Batch prediction job definitions and scheduling¶
When making batch predictions for deployments via the Make Predictions tab, you can now create and schedule JDBC and cloud storage prediction jobs directly from the deployment without utilizing the API. Additionally, you can view a history of the prediction jobs that ran. Define the name of the job, the prediction source, configurations, and the prediction destination. All specifications are saved for later use.
New MLOps agent channel: Kafka¶
The MLOps agent now supports Kafka as a channel, in addition to previously supported channels: File, AWS SQS, Google Pub, Google Sub, and RabbitMQ. The agent can now be easily deployed to many prediction environments and Kafka support, eliminates the need for additional queuing services.
Portable batch predictions¶
The Portable Prediction Server can now be paired with an additional container to orchestrate batch predictions jobs using file storage, JDBC, and cloud storage. You no longer need to manually manage the large scale batching of predictions while utilizing the Portable Prediction Server. Additionally, large batch predictions jobs can be collocated at or near the data, or in environments behind firewalls without access to the public Internet
Batch prediction parquet support¶
The batch prediction API has been enhanced to support Parquet-formatted files for both ingest and output. Parquet file format support removes the need to implement an additional conversion step in prediction pipelines.
Improved batch predictions for custom models¶
For custom model deployments, batch prediction replica configuration enhances performance and stabilizes large prediction jobs.
New model registry features¶
Release v7.1 introduces the following generally available model registry features.
Upload environments as prebuilt images¶
You can now upload environments for custom models as prebuilt images. This image is a Docker image saved as a tarball in .tar, .gz, or .tgz format. If you provide a prebuilt image, you do not need to provide a context file for the environment (the tarball archive containing the Dockerfile and any other relevant files). If you supply a prebuilt image or build an environment with a context file, you can then download the built environment image as a .tar file.

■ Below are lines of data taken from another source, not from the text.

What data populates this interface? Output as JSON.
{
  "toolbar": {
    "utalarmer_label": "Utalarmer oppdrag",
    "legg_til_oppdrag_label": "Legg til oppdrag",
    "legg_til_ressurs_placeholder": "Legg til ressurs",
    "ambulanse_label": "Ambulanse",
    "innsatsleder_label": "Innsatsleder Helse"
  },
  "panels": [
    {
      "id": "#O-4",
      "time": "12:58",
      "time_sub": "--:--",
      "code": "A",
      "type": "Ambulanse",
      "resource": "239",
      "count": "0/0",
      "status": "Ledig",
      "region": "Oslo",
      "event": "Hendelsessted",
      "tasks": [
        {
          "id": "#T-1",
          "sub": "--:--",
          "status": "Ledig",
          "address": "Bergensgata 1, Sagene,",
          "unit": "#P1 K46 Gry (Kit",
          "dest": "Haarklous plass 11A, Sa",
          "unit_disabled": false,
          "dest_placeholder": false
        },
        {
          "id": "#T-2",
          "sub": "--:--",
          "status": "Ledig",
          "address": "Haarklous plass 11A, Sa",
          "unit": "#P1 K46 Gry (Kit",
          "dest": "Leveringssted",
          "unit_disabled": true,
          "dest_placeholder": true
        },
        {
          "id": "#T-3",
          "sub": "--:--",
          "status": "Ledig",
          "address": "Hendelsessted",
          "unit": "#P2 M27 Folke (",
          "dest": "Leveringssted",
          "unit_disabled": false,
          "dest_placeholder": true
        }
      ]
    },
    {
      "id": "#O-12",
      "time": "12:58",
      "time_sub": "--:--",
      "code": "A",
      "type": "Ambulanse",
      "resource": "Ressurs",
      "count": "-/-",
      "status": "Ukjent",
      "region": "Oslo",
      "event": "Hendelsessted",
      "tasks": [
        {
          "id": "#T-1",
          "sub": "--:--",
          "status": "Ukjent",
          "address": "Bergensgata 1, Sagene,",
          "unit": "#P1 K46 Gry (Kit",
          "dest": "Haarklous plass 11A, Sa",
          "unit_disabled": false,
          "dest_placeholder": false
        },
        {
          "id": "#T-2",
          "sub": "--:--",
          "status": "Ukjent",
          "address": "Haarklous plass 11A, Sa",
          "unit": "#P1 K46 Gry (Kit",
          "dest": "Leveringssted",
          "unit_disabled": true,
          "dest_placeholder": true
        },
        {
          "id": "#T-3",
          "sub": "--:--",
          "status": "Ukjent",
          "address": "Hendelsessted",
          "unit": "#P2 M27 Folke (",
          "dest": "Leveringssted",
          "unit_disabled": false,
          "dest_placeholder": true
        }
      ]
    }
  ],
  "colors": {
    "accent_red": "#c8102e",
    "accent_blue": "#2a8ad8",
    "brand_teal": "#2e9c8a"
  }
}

GitHub Enterprise and Bitbucket Server integration for custom models¶
Users can now register GitHub Enterprise and Bitbucket Server repositories in the Model Registry to pull artifacts into DataRobot and build custom inference models. Integrating either of these repositories allows you to directly transfer between a governed, code-centric machine learning development environment and a governed MLOps environment.
Custom inference anomaly detection models¶
Now available generally available, you can create a custom inference model for anomaly detection problems. When creating a custom model, you can indicate "Anomaly Detection" as a target type. Additionally, access the DRUM template for anomaly detection models. For deployed custom inference anomaly detection models, note that the following functionality is not supported:
- Data drift
- Accuracy and association IDs
- Challenger models
- Humility rules
- Prediction intervals
New public beta governance features¶
Release v7.1 introduces the following public beta features.
Feature lists added to governance metadata¶
The Model Registry and deployments have been enhanced to allow you to view a model's feature list and feature importance. You can now access this metadata without navigating back into the original modeling project to understand the full list of features for their model.